As the pandemic unfolded, staff at the theatre quickly ‘unproduced’ as they stood down, postponed and cancelled shows, but they have tried to stay true to the words in the Tubthumping lyrics.
The playhouse’s artistic director, James Brining, said that’s exactly what they have done, having overcome the year’s challenges by working with communities across Leeds with a remobilised engagement team.
As we eagerly await the reopening of theatres and arts venues across the city, James tells how the Playhouse has adapted and will continue to adapt while beginning to operate in a new world.
He said: “After a period of being forced to un-produce, we’ve been trying to be as present and active as possible in people’s lives, having engaged with communities, people young and old and refugees and asylum seekers, offering them all a whole range of programmes.
“One is called Reasons To Be Hopeful which involves 10 artists working with 10 different people each in the community, implementing a creative process and asking people to go on a walk and look at the world through a creative lense.
“When people think and behave creatively it’s healthy and it gives them purpose and structure, enabling them to make connections with each other so people can come together that way.
“We hope that when we open we will have a big exhibition in the glass at the front of the theatre to show what they’ve been doing and working on together while physically apart.”
The Playhouse has also put on digital daily drama and theatre class warm ups and has been offering creative materials and resources in food parcels to those who are isolating.
James added: “Our creative engagement has always been very much what the Playhouse is about but it’s not necessarily the most obvious thing and people weren’t really aware of it before.
“This awful situation has allowed us to respond positively and focus on this which is really important to us and it’s become evident that our relationship with the city of Leeds and its communities is now more important than ever before.”
To celebrate its 50th anniversary this year, the theatre plans to put on an exhibition which will allow people to go into the cultural space, even if they’re unsure about seeing a play.
It will continue to incorporate digital access and technology into its new opening to ensure inclusivity to those who can’t make it to the theatre at all, including upcoming writing which is going to be on offer live and digitally.
While James thinks theatre is best live, he appreciates that the pandemic has proved this isn’t always possible.
He said: “Of course digital technology is a really helpful tool.

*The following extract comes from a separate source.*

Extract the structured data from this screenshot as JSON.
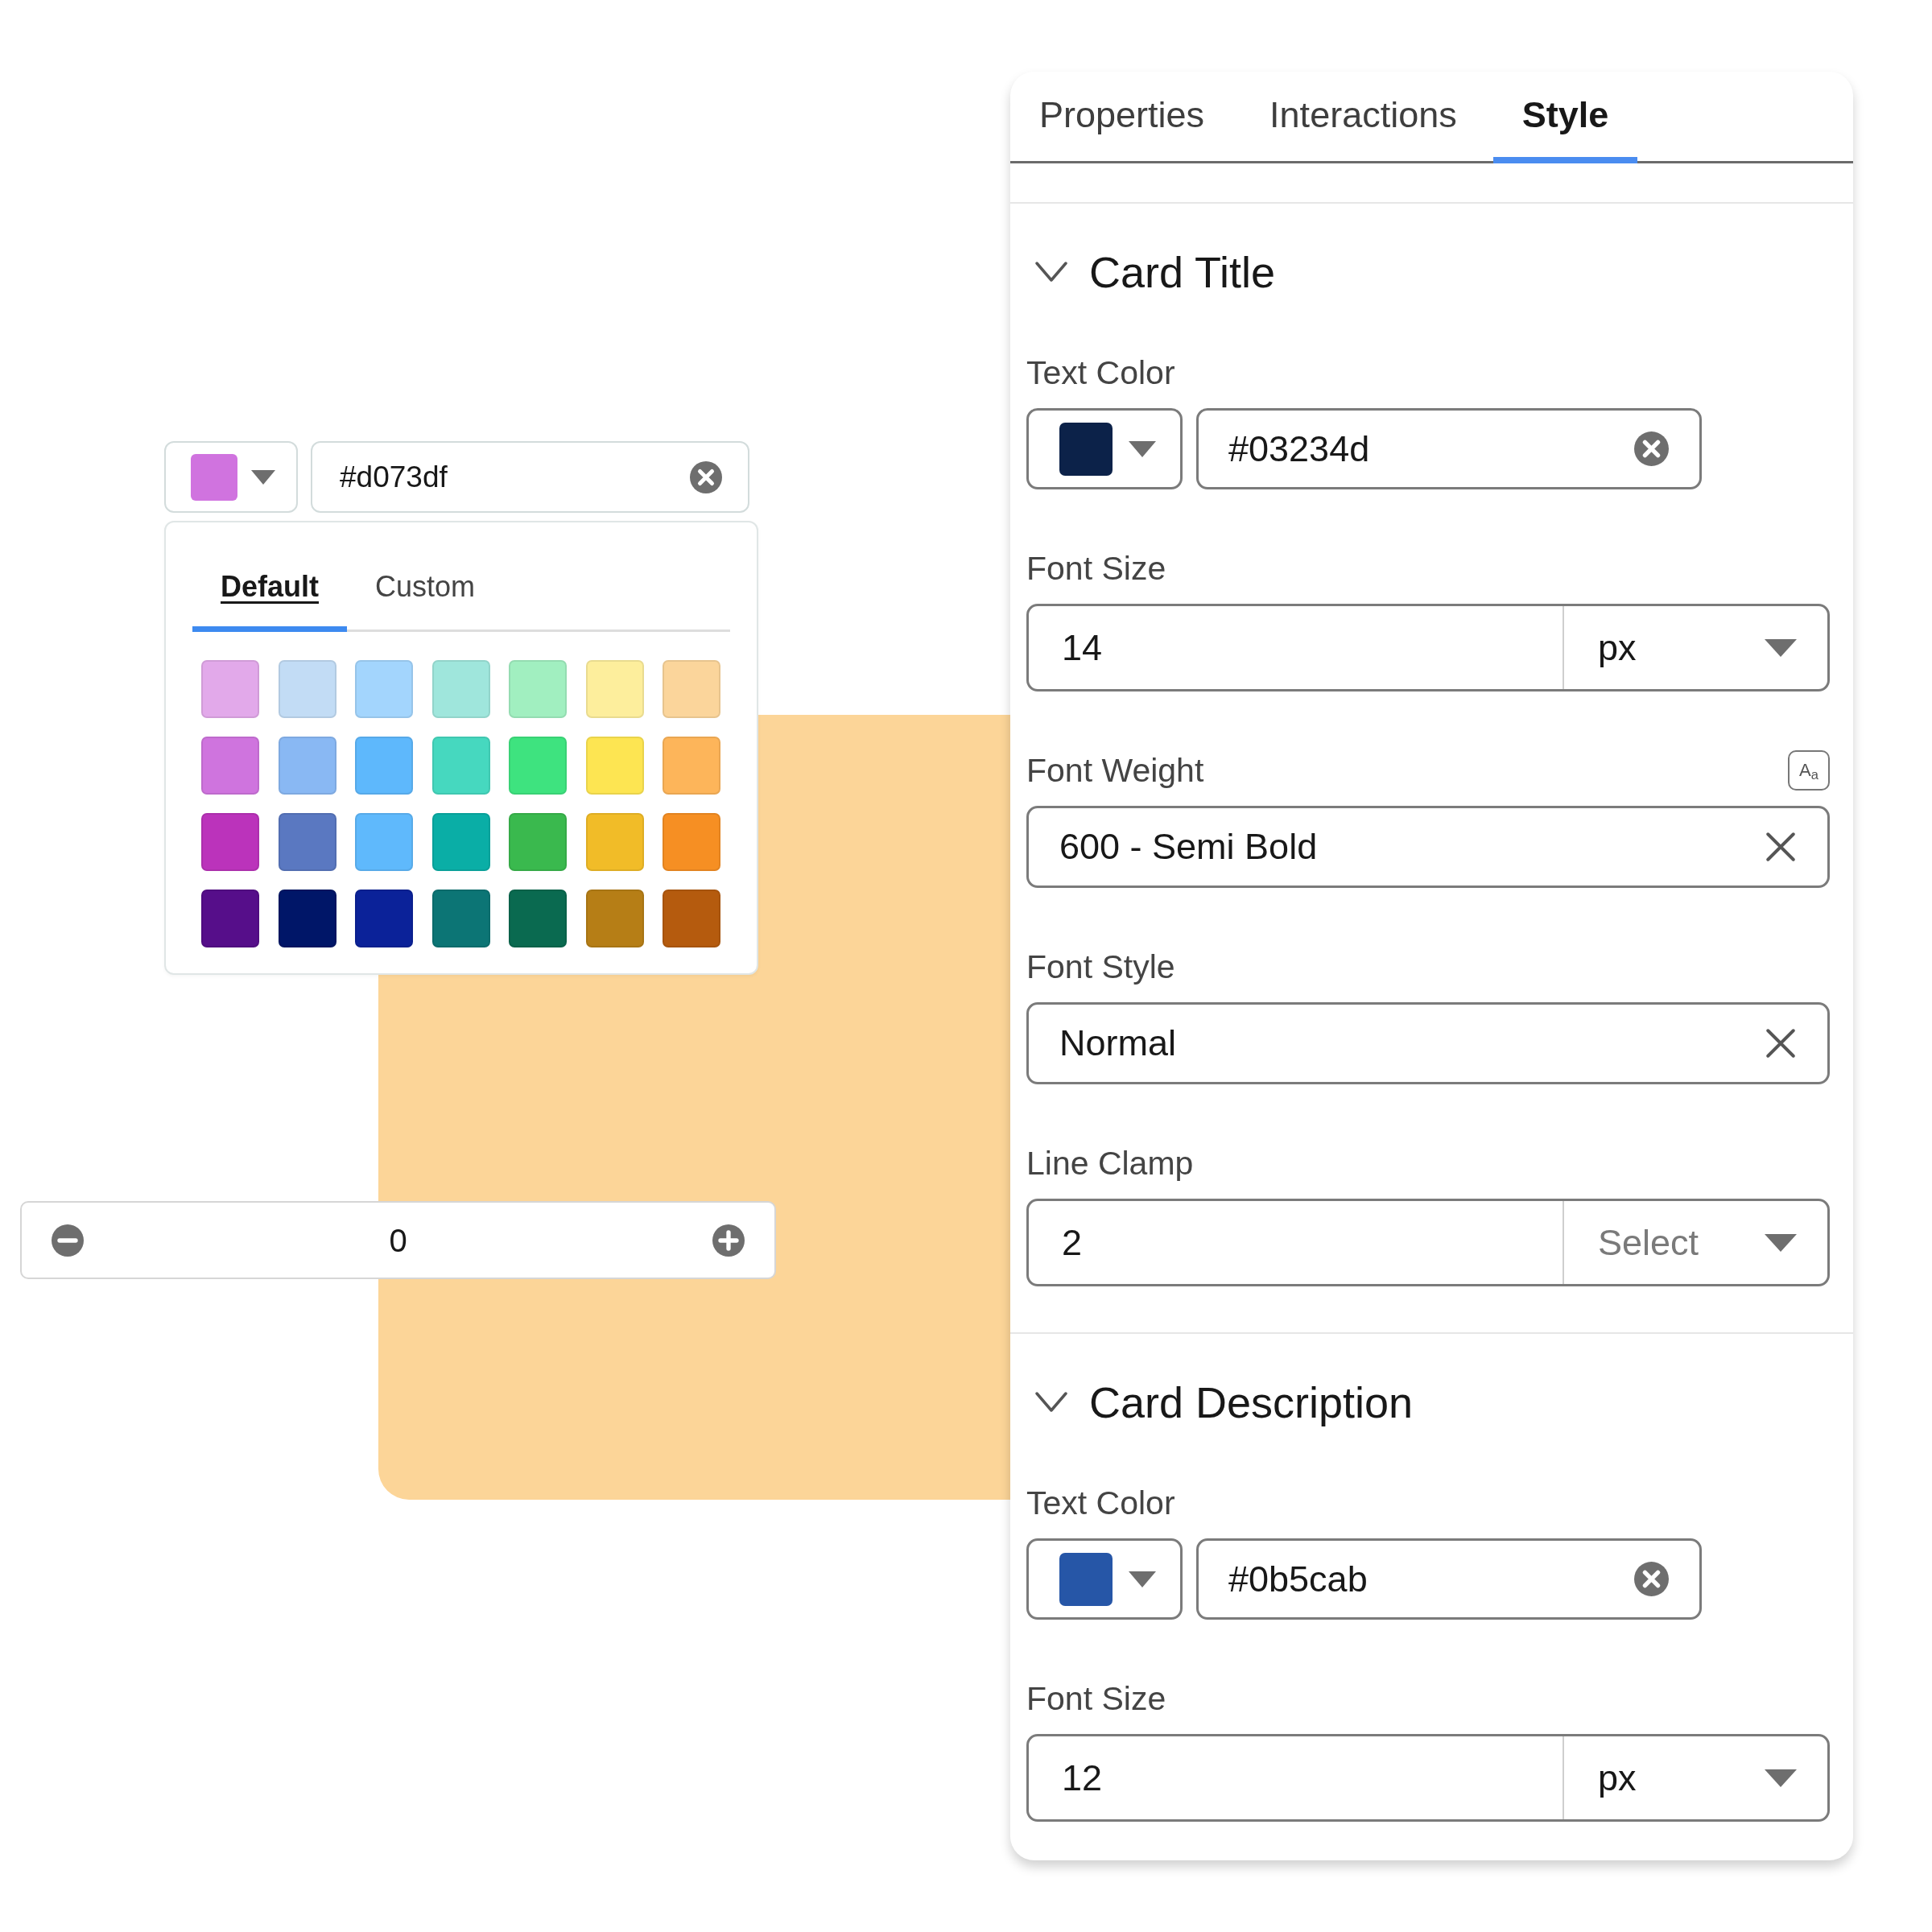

“If it’s the only tool it can be boring but it’s definitely proved to be one of many ways of engaging and it can be very liberating so we hope we can use this momentum to build forwards into the future.
“We will open our theatre as soon as possible when allowed as a place that the people of Leeds and further afield can come to enjoy, relax and be together.

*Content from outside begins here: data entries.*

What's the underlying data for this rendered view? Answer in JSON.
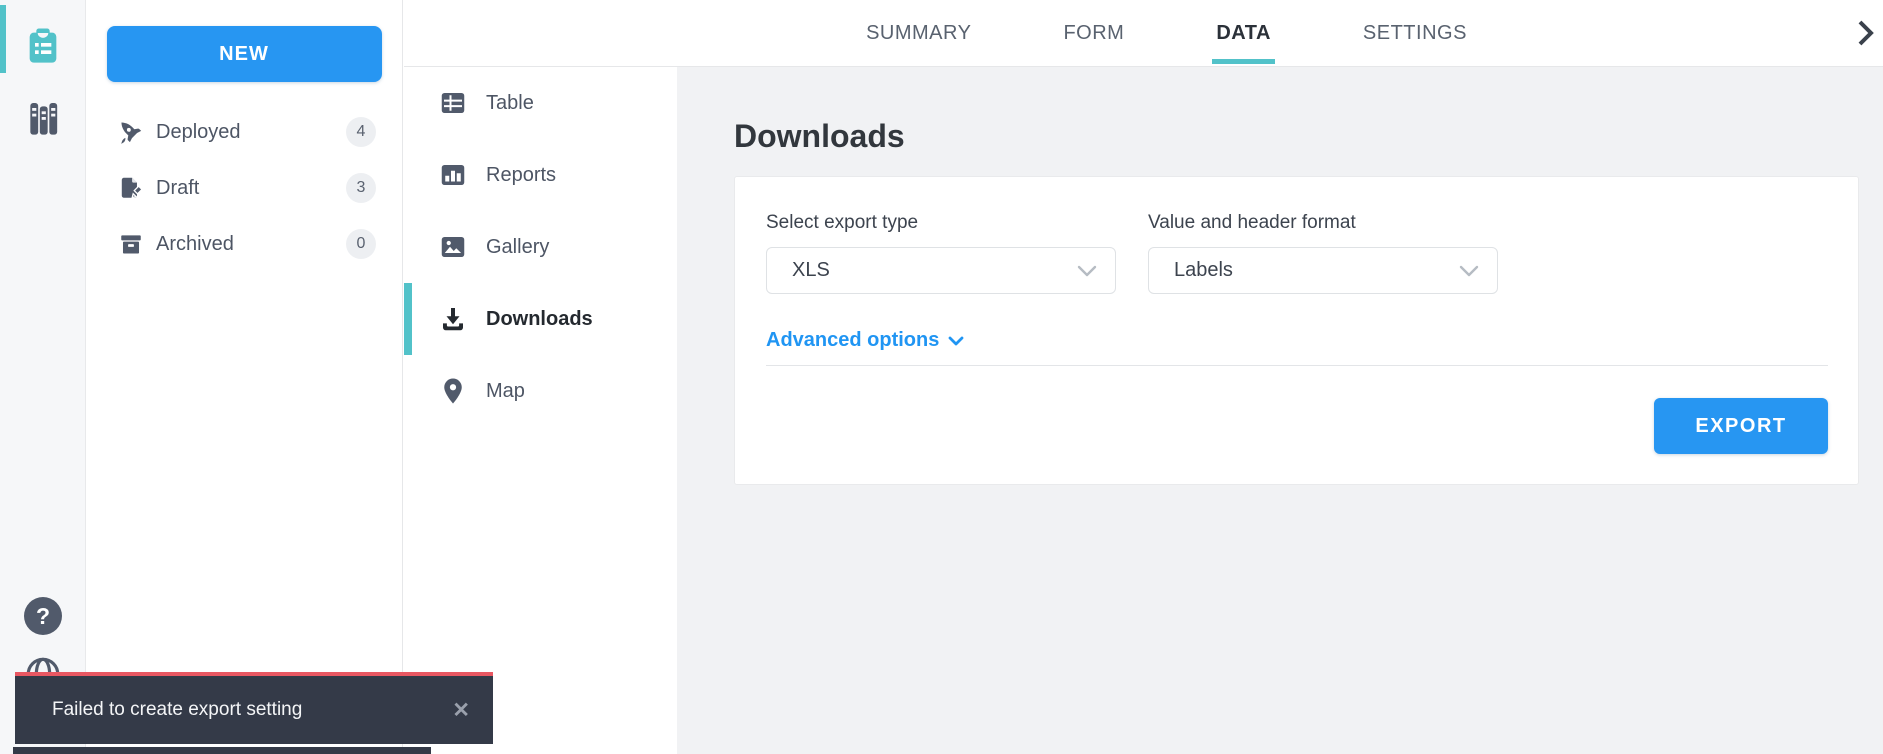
{
  "colors": {
    "accent_blue": "#2796f2",
    "accent_teal": "#52c2c9",
    "icon_slate": "#515a6b",
    "main_bg": "#f1f2f4",
    "toast_bg": "#343a48",
    "toast_error": "#e95762"
  },
  "icon_rail": {
    "forms_item_icon": "clipboard-forms-icon",
    "library_item_icon": "library-icon",
    "help_icon": "help-icon",
    "help_glyph": "?",
    "globe_icon": "globe-icon"
  },
  "forms_sidebar": {
    "new_button_label": "NEW",
    "items": [
      {
        "icon": "rocket-icon",
        "label": "Deployed",
        "count": "4"
      },
      {
        "icon": "draft-pencil-icon",
        "label": "Draft",
        "count": "3"
      },
      {
        "icon": "archive-box-icon",
        "label": "Archived",
        "count": "0"
      }
    ]
  },
  "header": {
    "tabs": [
      {
        "label": "SUMMARY",
        "active": false
      },
      {
        "label": "FORM",
        "active": false
      },
      {
        "label": "DATA",
        "active": true
      },
      {
        "label": "SETTINGS",
        "active": false
      }
    ],
    "collapse_icon": "chevron-right-icon"
  },
  "data_nav": {
    "items": [
      {
        "icon": "table-icon",
        "label": "Table",
        "active": false
      },
      {
        "icon": "reports-chart-icon",
        "label": "Reports",
        "active": false
      },
      {
        "icon": "gallery-image-icon",
        "label": "Gallery",
        "active": false
      },
      {
        "icon": "download-icon",
        "label": "Downloads",
        "active": true
      },
      {
        "icon": "map-pin-icon",
        "label": "Map",
        "active": false
      }
    ]
  },
  "main": {
    "title": "Downloads",
    "export_panel": {
      "type_label": "Select export type",
      "type_value": "XLS",
      "format_label": "Value and header format",
      "format_value": "Labels",
      "advanced_label": "Advanced options",
      "export_button_label": "EXPORT"
    }
  },
  "toast": {
    "message": "Failed to create export setting",
    "close_glyph": "✕"
  }
}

“Our hub is a cross section of the whole city, and while there’s no substitution for that, we’ve always engaged with our wider community and this period has shown we can do more and combine different approaches to engage with audiences.

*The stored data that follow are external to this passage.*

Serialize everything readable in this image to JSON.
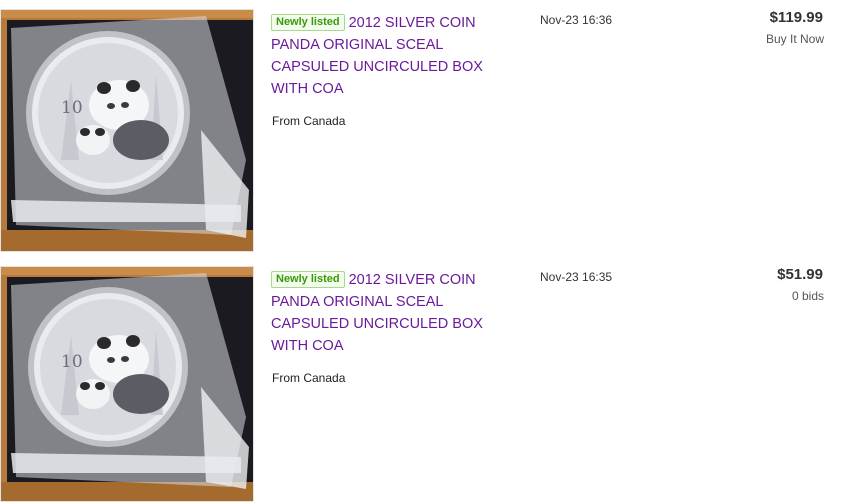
{
  "listings": [
    {
      "badge": "Newly listed",
      "title": "2012 SILVER COIN PANDA ORIGINAL SCEAL CAPSULED UNCIRCULED BOX WITH COA",
      "origin": "From Canada",
      "time": "Nov-23 16:36",
      "price": "$119.99",
      "format": "Buy It Now",
      "coin_denomination": "10"
    },
    {
      "badge": "Newly listed",
      "title": "2012 SILVER COIN PANDA ORIGINAL SCEAL CAPSULED UNCIRCULED BOX WITH COA",
      "origin": "From Canada",
      "time": "Nov-23 16:35",
      "price": "$51.99",
      "format": "0 bids",
      "coin_denomination": "10"
    }
  ],
  "colors": {
    "title_link": "#6a1b9a",
    "badge_green": "#3a9a06",
    "box_wood": "#b57a3c",
    "box_dark": "#1a1a20"
  }
}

“I’ll be most happy when people are able to be relaxed in the theatre environment and when it’s full of so many different kinds of people using our theatre for all sorts – that’s when it’s at it’s best.
“If people can’t come to the theatre we can still play a positive role in people’s lives, because it’s our job to bring celebration, challenge and togetherness and that’s been denied.”
Leeds Playhouse will be announcing its ‘whole range’ of work coming up for the summer in the coming weeks.
James added: “We get public funding from people’s council tax and taxes and so we have a responsibility and a civic duty – that’s what I think of regional theatre in the 21st century, it’s a civic duty to play a role in our city, especially now as everything starts to come back to life.”